Applicant's summary and conclusion

Conclusions:

Interpretation of results (migrated information): other: Dimethyl itaconate is a relatively potent inducer of phase II metabolic enzymes
Dimethyl itaconate (DMI) was tested in vitro (in Hepa 1c1c7 murine hepatoma cells) for its potency to induce quinone reductase activity as surrogate for phase II metabolic enzymes. In addition in an in vivo experiment in female CD1 mice treated 5 d via gavage with DMI the induction of QR and glutathione-S-transferase (GST) activity was measured. Both experiments led to the conclusion that DMI is a relatively potent inducer of phase II metabolic enzymes.

Executive summary:

Dimethyl itaconate (DMI) was tested in vitro (in Hepa 1c1c7 murine hepatoma cells) for its potency to induce quinone reductase (QR) activity as surrogate for phase II metabolic enzymes.

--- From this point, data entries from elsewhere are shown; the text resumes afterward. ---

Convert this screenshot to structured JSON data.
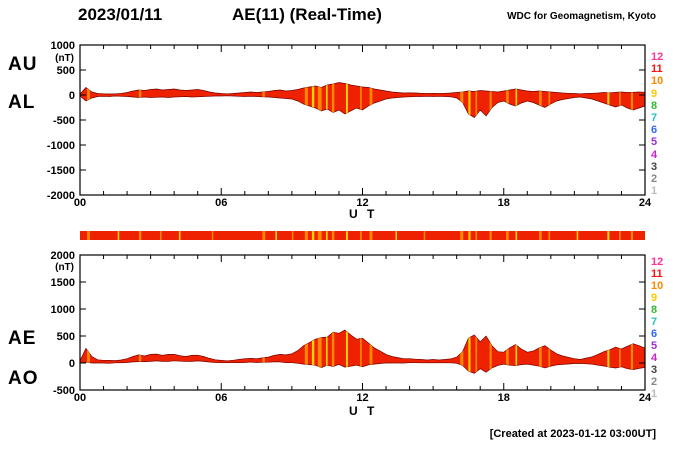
{
  "header": {
    "date": "2023/01/11",
    "title": "AE(11) (Real-Time)",
    "credit": "WDC for Geomagnetism, Kyoto"
  },
  "footer": {
    "created": "[Created at 2023-01-12 03:00UT]"
  },
  "legend": {
    "values": [
      12,
      11,
      10,
      9,
      8,
      7,
      6,
      5,
      4,
      3,
      2,
      1
    ],
    "colors": [
      "#ff3399",
      "#ff1111",
      "#ff8800",
      "#ffc800",
      "#33bb33",
      "#2fbfbf",
      "#3366ff",
      "#9933cc",
      "#cc22cc",
      "#444444",
      "#888888",
      "#bbbbbb"
    ]
  },
  "colors": {
    "fill": "#ee2200",
    "outline": "#7a0000",
    "stripe_o": "#ff8800",
    "stripe_y": "#ffd400",
    "frame": "#000000"
  },
  "availability_bar": {
    "base_color": "#ee2200",
    "segments": [
      [
        0.3,
        0.12,
        "o"
      ],
      [
        1.6,
        0.05,
        "y"
      ],
      [
        2.5,
        0.1,
        "o"
      ],
      [
        3.4,
        0.05,
        "o"
      ],
      [
        4.2,
        0.07,
        "y"
      ],
      [
        5.6,
        0.05,
        "o"
      ],
      [
        7.75,
        0.12,
        "o"
      ],
      [
        8.3,
        0.07,
        "y"
      ],
      [
        9.0,
        0.05,
        "o"
      ],
      [
        9.55,
        0.13,
        "o"
      ],
      [
        9.85,
        0.1,
        "y"
      ],
      [
        10.1,
        0.16,
        "o"
      ],
      [
        10.45,
        0.07,
        "y"
      ],
      [
        10.7,
        0.1,
        "o"
      ],
      [
        11.3,
        0.08,
        "y"
      ],
      [
        11.9,
        0.07,
        "o"
      ],
      [
        12.3,
        0.12,
        "o"
      ],
      [
        13.4,
        0.05,
        "y"
      ],
      [
        14.6,
        0.05,
        "o"
      ],
      [
        16.15,
        0.13,
        "o"
      ],
      [
        16.5,
        0.09,
        "y"
      ],
      [
        16.8,
        0.07,
        "o"
      ],
      [
        17.4,
        0.09,
        "o"
      ],
      [
        18.1,
        0.11,
        "o"
      ],
      [
        18.5,
        0.07,
        "y"
      ],
      [
        19.5,
        0.11,
        "o"
      ],
      [
        19.9,
        0.07,
        "o"
      ],
      [
        21.1,
        0.05,
        "y"
      ],
      [
        22.4,
        0.09,
        "y"
      ],
      [
        22.9,
        0.07,
        "o"
      ],
      [
        23.4,
        0.09,
        "o"
      ]
    ]
  },
  "chart_data": [
    {
      "type": "area",
      "panel": "top",
      "xlabel": "U T",
      "ylabel": "(nT)",
      "xlim": [
        0,
        24
      ],
      "ylim": [
        -2000,
        1000
      ],
      "yticks": [
        1000,
        500,
        0,
        -500,
        -1000,
        -1500,
        -2000
      ],
      "xtick_hours": [
        0,
        6,
        12,
        18,
        24
      ],
      "xtick_labels": [
        "00",
        "06",
        "12",
        "18",
        "24"
      ],
      "t_start": 0,
      "t_step": 0.25,
      "series": [
        {
          "name": "AU",
          "values": [
            20,
            150,
            60,
            30,
            25,
            20,
            25,
            30,
            50,
            80,
            100,
            90,
            110,
            120,
            100,
            110,
            120,
            100,
            90,
            100,
            110,
            90,
            60,
            40,
            30,
            25,
            30,
            40,
            50,
            60,
            50,
            60,
            70,
            90,
            100,
            80,
            90,
            110,
            140,
            160,
            180,
            150,
            200,
            220,
            250,
            230,
            200,
            180,
            160,
            150,
            120,
            100,
            80,
            60,
            50,
            40,
            45,
            40,
            35,
            30,
            35,
            30,
            35,
            40,
            50,
            60,
            80,
            70,
            90,
            80,
            70,
            60,
            80,
            100,
            120,
            100,
            80,
            70,
            80,
            70,
            60,
            50,
            40,
            35,
            30,
            25,
            30,
            35,
            40,
            50,
            45,
            55,
            60,
            50,
            55,
            60,
            55
          ]
        },
        {
          "name": "AL",
          "values": [
            -20,
            -120,
            -60,
            -30,
            -25,
            -30,
            -20,
            -25,
            -30,
            -40,
            -50,
            -40,
            -50,
            -45,
            -40,
            -50,
            -40,
            -35,
            -30,
            -40,
            -35,
            -30,
            -25,
            -20,
            -20,
            -15,
            -20,
            -25,
            -30,
            -25,
            -30,
            -35,
            -40,
            -50,
            -60,
            -70,
            -80,
            -120,
            -180,
            -220,
            -260,
            -320,
            -280,
            -350,
            -300,
            -380,
            -320,
            -260,
            -300,
            -220,
            -160,
            -120,
            -80,
            -60,
            -50,
            -40,
            -35,
            -30,
            -30,
            -25,
            -30,
            -25,
            -30,
            -35,
            -60,
            -150,
            -380,
            -450,
            -300,
            -420,
            -250,
            -150,
            -120,
            -180,
            -220,
            -160,
            -120,
            -150,
            -200,
            -250,
            -180,
            -120,
            -90,
            -70,
            -50,
            -40,
            -60,
            -80,
            -120,
            -160,
            -200,
            -240,
            -200,
            -260,
            -300,
            -260,
            -220
          ]
        }
      ],
      "stripes": [
        [
          0.3,
          0.12,
          "o"
        ],
        [
          2.5,
          0.1,
          "o"
        ],
        [
          7.75,
          0.1,
          "o"
        ],
        [
          9.55,
          0.13,
          "o"
        ],
        [
          9.85,
          0.1,
          "y"
        ],
        [
          10.1,
          0.16,
          "o"
        ],
        [
          10.45,
          0.07,
          "y"
        ],
        [
          10.7,
          0.1,
          "o"
        ],
        [
          11.3,
          0.08,
          "y"
        ],
        [
          11.9,
          0.07,
          "o"
        ],
        [
          12.3,
          0.12,
          "o"
        ],
        [
          16.15,
          0.13,
          "o"
        ],
        [
          16.5,
          0.09,
          "y"
        ],
        [
          16.8,
          0.07,
          "o"
        ],
        [
          17.4,
          0.09,
          "o"
        ],
        [
          18.1,
          0.11,
          "o"
        ],
        [
          18.5,
          0.07,
          "y"
        ],
        [
          19.5,
          0.11,
          "o"
        ],
        [
          19.9,
          0.07,
          "o"
        ],
        [
          22.4,
          0.09,
          "y"
        ],
        [
          22.9,
          0.07,
          "o"
        ],
        [
          23.4,
          0.09,
          "o"
        ]
      ]
    },
    {
      "type": "area",
      "panel": "bottom",
      "xlabel": "U T",
      "ylabel": "(nT)",
      "xlim": [
        0,
        24
      ],
      "ylim": [
        -500,
        2000
      ],
      "yticks": [
        2000,
        1500,
        1000,
        500,
        0,
        -500
      ],
      "xtick_hours": [
        0,
        6,
        12,
        18,
        24
      ],
      "xtick_labels": [
        "00",
        "06",
        "12",
        "18",
        "24"
      ],
      "t_start": 0,
      "t_step": 0.25,
      "series": [
        {
          "name": "AE",
          "values": [
            40,
            270,
            120,
            60,
            50,
            50,
            45,
            55,
            80,
            120,
            150,
            130,
            160,
            165,
            140,
            160,
            160,
            135,
            120,
            140,
            145,
            120,
            85,
            60,
            50,
            40,
            50,
            65,
            80,
            85,
            80,
            95,
            110,
            140,
            160,
            150,
            170,
            230,
            320,
            380,
            440,
            470,
            480,
            570,
            550,
            610,
            520,
            440,
            460,
            370,
            280,
            220,
            160,
            120,
            100,
            80,
            80,
            70,
            65,
            55,
            65,
            55,
            65,
            75,
            110,
            210,
            460,
            520,
            390,
            500,
            320,
            210,
            200,
            280,
            340,
            260,
            200,
            220,
            280,
            320,
            240,
            170,
            130,
            105,
            80,
            65,
            90,
            115,
            160,
            210,
            245,
            295,
            260,
            310,
            355,
            320,
            275
          ]
        },
        {
          "name": "AO",
          "values": [
            0,
            15,
            0,
            0,
            0,
            -5,
            3,
            3,
            10,
            20,
            25,
            25,
            30,
            38,
            30,
            30,
            40,
            33,
            30,
            30,
            38,
            30,
            18,
            10,
            5,
            5,
            5,
            8,
            10,
            18,
            10,
            13,
            15,
            20,
            20,
            5,
            5,
            -5,
            -20,
            -30,
            -40,
            -85,
            -40,
            -65,
            -25,
            -75,
            -60,
            -40,
            -70,
            -35,
            -20,
            -10,
            0,
            0,
            0,
            0,
            5,
            5,
            3,
            3,
            3,
            3,
            3,
            3,
            -5,
            -45,
            -150,
            -190,
            -105,
            -170,
            -90,
            -45,
            -20,
            -40,
            -50,
            -30,
            -20,
            -40,
            -60,
            -90,
            -60,
            -35,
            -25,
            -18,
            -10,
            -8,
            -15,
            -23,
            -40,
            -55,
            -78,
            -93,
            -70,
            -105,
            -123,
            -100,
            -83
          ]
        }
      ],
      "stripes": [
        [
          0.3,
          0.12,
          "o"
        ],
        [
          2.5,
          0.1,
          "o"
        ],
        [
          7.75,
          0.1,
          "o"
        ],
        [
          9.55,
          0.13,
          "o"
        ],
        [
          9.85,
          0.1,
          "y"
        ],
        [
          10.1,
          0.16,
          "o"
        ],
        [
          10.45,
          0.07,
          "y"
        ],
        [
          10.7,
          0.1,
          "o"
        ],
        [
          11.3,
          0.08,
          "y"
        ],
        [
          11.9,
          0.07,
          "o"
        ],
        [
          12.3,
          0.12,
          "o"
        ],
        [
          16.15,
          0.13,
          "o"
        ],
        [
          16.5,
          0.09,
          "y"
        ],
        [
          16.8,
          0.07,
          "o"
        ],
        [
          17.4,
          0.09,
          "o"
        ],
        [
          18.1,
          0.11,
          "o"
        ],
        [
          18.5,
          0.07,
          "y"
        ],
        [
          19.5,
          0.11,
          "o"
        ],
        [
          19.9,
          0.07,
          "o"
        ],
        [
          22.4,
          0.09,
          "y"
        ],
        [
          22.9,
          0.07,
          "o"
        ],
        [
          23.4,
          0.09,
          "o"
        ]
      ]
    }
  ]
}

In addition in an in vivo experiment in female CD1 mice treated 5 d via gavage with DMI the induction of QR and glutathione-S-transferase (GST) activity was measured.

In the in vitro experiment Hepa lc1c7 murine hepatoma cells were grown in microtiter plates and the QR activity measured after incubation with the test item.

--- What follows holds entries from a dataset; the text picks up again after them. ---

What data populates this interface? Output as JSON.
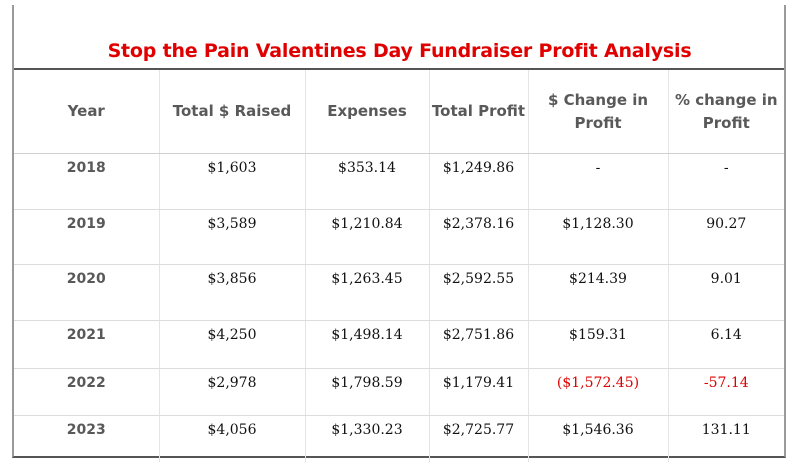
{
  "title": "Stop the Pain Valentines Day Fundraiser Profit Analysis",
  "colors": {
    "title": "#e00000",
    "negative": "#e00000",
    "header_text": "#595959"
  },
  "table": {
    "headers": [
      "Year",
      "Total $ Raised",
      "Expenses",
      "Total Profit",
      "$ Change in Profit",
      "% change in Profit"
    ],
    "rows": [
      {
        "year": "2018",
        "raised": "$1,603",
        "expenses": "$353.14",
        "profit": "$1,249.86",
        "change_dollar": "-",
        "change_pct": "-"
      },
      {
        "year": "2019",
        "raised": "$3,589",
        "expenses": "$1,210.84",
        "profit": "$2,378.16",
        "change_dollar": "$1,128.30",
        "change_pct": "90.27"
      },
      {
        "year": "2020",
        "raised": "$3,856",
        "expenses": "$1,263.45",
        "profit": "$2,592.55",
        "change_dollar": "$214.39",
        "change_pct": "9.01"
      },
      {
        "year": "2021",
        "raised": "$4,250",
        "expenses": "$1,498.14",
        "profit": "$2,751.86",
        "change_dollar": "$159.31",
        "change_pct": "6.14"
      },
      {
        "year": "2022",
        "raised": "$2,978",
        "expenses": "$1,798.59",
        "profit": "$1,179.41",
        "change_dollar": "($1,572.45)",
        "change_pct": "-57.14"
      },
      {
        "year": "2023",
        "raised": "$4,056",
        "expenses": "$1,330.23",
        "profit": "$2,725.77",
        "change_dollar": "$1,546.36",
        "change_pct": "131.11"
      }
    ]
  }
}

In the in vivo experiment the compound was administered in single daily doses in 0.1 ml of Emulphor EL620P for 5 days. Cytosols were prepared from the tissues 24 hr after the last treatment and assayed for enzyme activities (using CDNB (1 -chloro-2,4 -dinitrobenzene) and DCNB (1,2 -dichloro-4 -nitrobenzene) as substrates for GST).

Both experiments led to the conclusion that DMI is a relatively potent inducer of phase II metabolic enzymes.

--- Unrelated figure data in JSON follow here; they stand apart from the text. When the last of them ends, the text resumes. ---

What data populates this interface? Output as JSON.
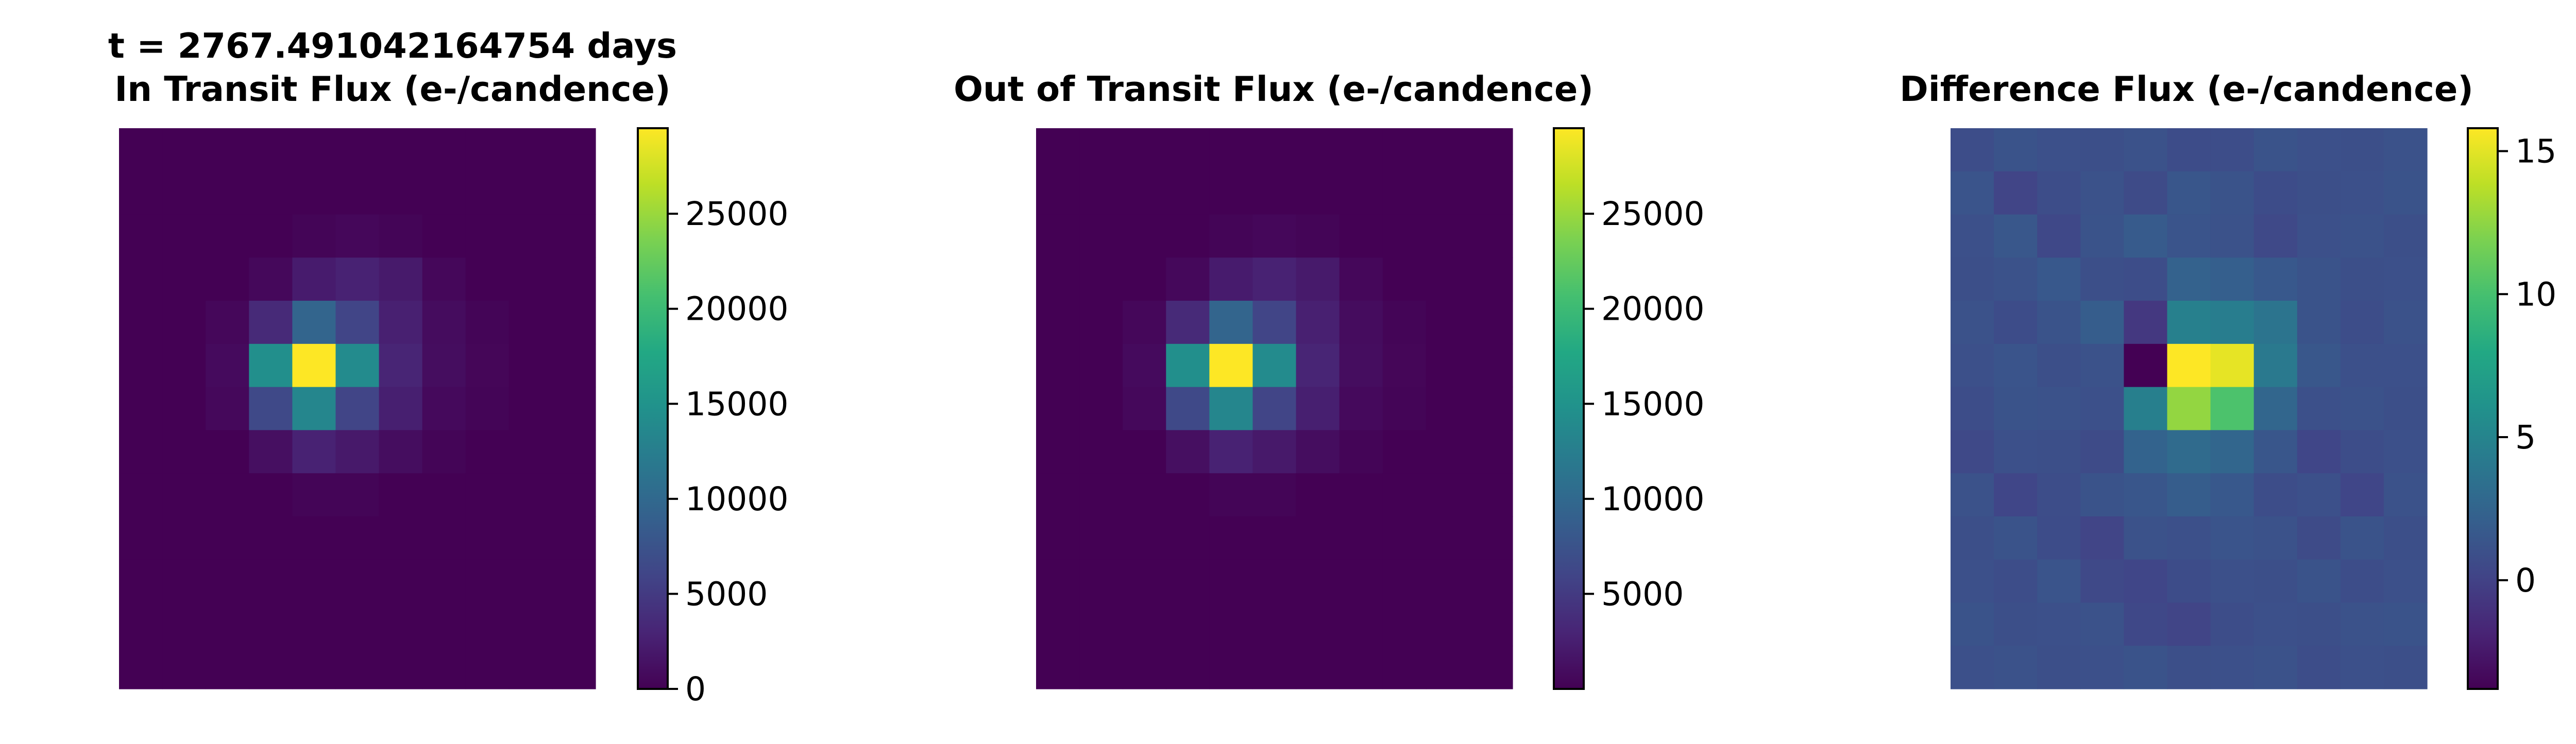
{
  "figure": {
    "panels": [
      {
        "title_lines": [
          "t = 2767.491042164754 days",
          "In Transit Flux (e-/candence)"
        ],
        "colorbar_ticks": [
          "0",
          "5000",
          "10000",
          "15000",
          "20000",
          "25000"
        ]
      },
      {
        "title_lines": [
          "Out of Transit Flux (e-/candence)"
        ],
        "colorbar_ticks": [
          "5000",
          "10000",
          "15000",
          "20000",
          "25000"
        ]
      },
      {
        "title_lines": [
          "Difference Flux (e-/candence)"
        ],
        "colorbar_ticks": [
          "0",
          "5",
          "10",
          "15"
        ]
      }
    ]
  },
  "chart_data": [
    {
      "type": "heatmap",
      "title": "t = 2767.491042164754 days\nIn Transit Flux (e-/candence)",
      "colormap": "viridis",
      "vmin": 0,
      "vmax": 29500,
      "colorbar_ticks": [
        0,
        5000,
        10000,
        15000,
        20000,
        25000
      ],
      "grid": false,
      "axes": "off",
      "values": [
        [
          0,
          0,
          0,
          0,
          0,
          0,
          0,
          0,
          0,
          0,
          0
        ],
        [
          0,
          0,
          0,
          0,
          0,
          0,
          0,
          0,
          0,
          0,
          0
        ],
        [
          0,
          0,
          0,
          0,
          300,
          500,
          300,
          0,
          0,
          0,
          0
        ],
        [
          0,
          0,
          0,
          600,
          2200,
          2800,
          2100,
          500,
          0,
          0,
          0
        ],
        [
          0,
          0,
          500,
          3500,
          9500,
          6000,
          2600,
          900,
          300,
          0,
          0
        ],
        [
          0,
          0,
          800,
          14500,
          29500,
          14000,
          3000,
          1000,
          400,
          0,
          0
        ],
        [
          0,
          0,
          600,
          6500,
          13500,
          6000,
          2500,
          700,
          300,
          0,
          0
        ],
        [
          0,
          0,
          0,
          1200,
          2800,
          2000,
          1000,
          300,
          0,
          0,
          0
        ],
        [
          0,
          0,
          0,
          0,
          300,
          300,
          0,
          0,
          0,
          0,
          0
        ],
        [
          0,
          0,
          0,
          0,
          0,
          0,
          0,
          0,
          0,
          0,
          0
        ],
        [
          0,
          0,
          0,
          0,
          0,
          0,
          0,
          0,
          0,
          0,
          0
        ],
        [
          0,
          0,
          0,
          0,
          0,
          0,
          0,
          0,
          0,
          0,
          0
        ],
        [
          0,
          0,
          0,
          0,
          0,
          0,
          0,
          0,
          0,
          0,
          0
        ]
      ]
    },
    {
      "type": "heatmap",
      "title": "Out of Transit Flux (e-/candence)",
      "colormap": "viridis",
      "vmin": 0,
      "vmax": 29500,
      "colorbar_ticks": [
        5000,
        10000,
        15000,
        20000,
        25000
      ],
      "grid": false,
      "axes": "off",
      "values": [
        [
          0,
          0,
          0,
          0,
          0,
          0,
          0,
          0,
          0,
          0,
          0
        ],
        [
          0,
          0,
          0,
          0,
          0,
          0,
          0,
          0,
          0,
          0,
          0
        ],
        [
          0,
          0,
          0,
          0,
          300,
          500,
          300,
          0,
          0,
          0,
          0
        ],
        [
          0,
          0,
          0,
          600,
          2200,
          2800,
          2100,
          500,
          0,
          0,
          0
        ],
        [
          0,
          0,
          500,
          3500,
          9500,
          6000,
          2600,
          900,
          300,
          0,
          0
        ],
        [
          0,
          0,
          800,
          14500,
          29500,
          14000,
          3000,
          1000,
          400,
          0,
          0
        ],
        [
          0,
          0,
          600,
          6500,
          13500,
          6000,
          2500,
          700,
          300,
          0,
          0
        ],
        [
          0,
          0,
          0,
          1200,
          2800,
          2000,
          1000,
          300,
          0,
          0,
          0
        ],
        [
          0,
          0,
          0,
          0,
          300,
          300,
          0,
          0,
          0,
          0,
          0
        ],
        [
          0,
          0,
          0,
          0,
          0,
          0,
          0,
          0,
          0,
          0,
          0
        ],
        [
          0,
          0,
          0,
          0,
          0,
          0,
          0,
          0,
          0,
          0,
          0
        ],
        [
          0,
          0,
          0,
          0,
          0,
          0,
          0,
          0,
          0,
          0,
          0
        ],
        [
          0,
          0,
          0,
          0,
          0,
          0,
          0,
          0,
          0,
          0,
          0
        ]
      ]
    },
    {
      "type": "heatmap",
      "title": "Difference Flux (e-/candence)",
      "colormap": "viridis",
      "vmin": -3.8,
      "vmax": 15.8,
      "colorbar_ticks": [
        0,
        5,
        10,
        15
      ],
      "grid": false,
      "axes": "off",
      "values": [
        [
          0.8,
          1.2,
          1.0,
          0.9,
          1.1,
          0.7,
          0.8,
          1.2,
          1.0,
          0.9,
          1.1
        ],
        [
          1.3,
          0.2,
          0.8,
          1.1,
          0.6,
          1.4,
          1.2,
          0.7,
          0.9,
          1.0,
          1.2
        ],
        [
          1.0,
          1.5,
          0.4,
          1.2,
          1.8,
          1.3,
          1.1,
          0.5,
          1.0,
          1.1,
          0.9
        ],
        [
          0.9,
          1.1,
          1.6,
          0.9,
          0.8,
          2.3,
          2.1,
          1.6,
          1.2,
          0.9,
          1.0
        ],
        [
          1.1,
          0.7,
          1.2,
          1.9,
          -0.6,
          4.7,
          4.4,
          3.7,
          1.2,
          0.8,
          1.1
        ],
        [
          1.0,
          1.3,
          0.9,
          1.1,
          -3.8,
          15.8,
          15.1,
          4.1,
          1.5,
          1.0,
          1.0
        ],
        [
          0.8,
          1.2,
          1.1,
          1.0,
          4.6,
          12.6,
          10.2,
          2.6,
          1.0,
          1.1,
          0.9
        ],
        [
          0.5,
          1.0,
          0.9,
          0.6,
          2.4,
          3.0,
          2.6,
          1.4,
          0.3,
          0.8,
          1.0
        ],
        [
          1.1,
          0.3,
          0.8,
          1.2,
          1.4,
          1.9,
          1.6,
          0.8,
          1.0,
          0.3,
          1.1
        ],
        [
          0.9,
          1.2,
          0.7,
          0.2,
          1.1,
          1.0,
          1.3,
          1.1,
          0.6,
          1.2,
          0.9
        ],
        [
          1.0,
          0.8,
          1.3,
          0.5,
          0.3,
          0.7,
          1.0,
          0.9,
          1.2,
          0.8,
          1.0
        ],
        [
          1.2,
          0.9,
          1.0,
          1.1,
          0.4,
          0.2,
          0.8,
          1.0,
          0.9,
          1.1,
          1.2
        ],
        [
          1.0,
          1.1,
          0.9,
          1.0,
          1.2,
          0.9,
          1.0,
          1.1,
          0.8,
          1.0,
          0.9
        ]
      ]
    }
  ]
}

Dimethyl itaconate was a moderately potent inducer compared to other "Michael acceptor" substances with a CD value (concentration at which the QR activity was doubled) of 35 µM in the invitro experiment.

In the in vivo experiment dimethyl itaconate was more potent and more effective than BHA (2(3)-tert-butyl-4-hydroxyanisole) and tert-butylhydroquinone, know inducers of phase II metabolism. In the glandular stomachof female mice, phase II enzymes are only slightly responsive to BHA and tert-butylhydroquinone, whereas five doses of 25 µmol of dimethyl itaconate raised the enzyme specific activities 2.63- to 6.73-fold.